L’acide tartrique est un « bête » acide alpha-hydroxylé à quatre atomes de carbone, qui existe après préparation au laboratoire sous sa forme racémique (mélange des formes dextrogyres et lévogyres), alors que la forme naturellement présente dans le jus de raisin est l’isomère L (+). Il existe en fait même encore un troisième stéréoisomère mais il est achiral (ac. mésotartrique).
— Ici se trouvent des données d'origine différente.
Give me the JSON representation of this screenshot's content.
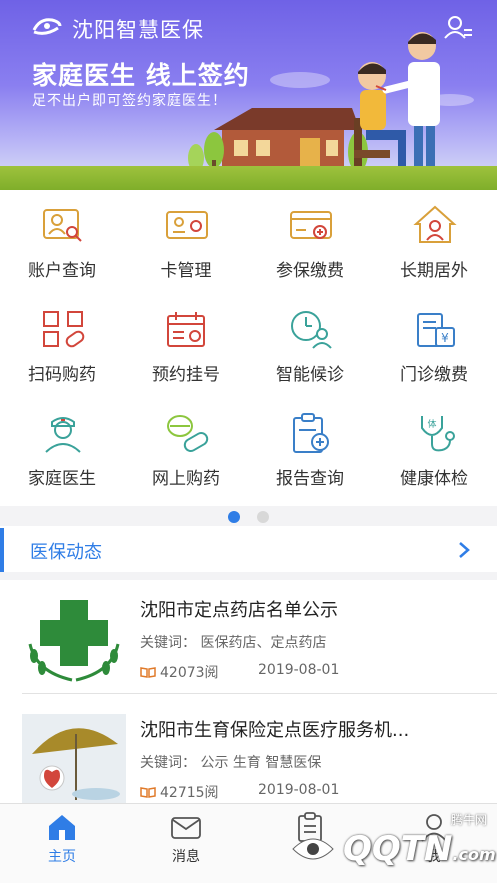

Or, l’acide tartrique vendu par l’industrie chimique – que je ne porte pas en odeur de sainteté, croyez-le bien – correspond au « code européen »  E334 (si je ne me trompe pas) et il s’agit exclusivement de l’acide L-tartrique, comme dans le jus de raisin naturel. Il n’y a aucune différence !!!!!

 

Au-delà du dogme, si vous pouvez rendre à votre bon vin ce que le béton lui a dérobé, où est le problème ? Au niveau moral, au niveau commercial, au niveau oenologique, cette attitude est plus que défendable : elle est la seule logique.

 

Je vous en conjure – si bien sûr le mal est encore réparable car peut-être d’autres modifications sont intervenues entretemps suite à la montée du pH et à la baisse de son acidité totale – rendez à votre vin l’ac. tartrique qui lui manque en ne cédant pas au sectarisme.

 

Je ne m’entends absolument pas avec M. N Joly, avec qui je me suis empoigné (au figuré) plusieurs fois et nous ne nous sommes pas croisés depuis plus de 15 ans, heureusement pour moi. Il a mené jadis une croisade contre la vitamine C « synthétique » (ac. ascorbique) qui était un tissu de sornettes. Je suis d’accord avec lui pour penser qu’il ne faut pas ajouter d’ac. ascorbique au vin, mais pas parce qu’il existerait « deux formes d’acide ascorbique ».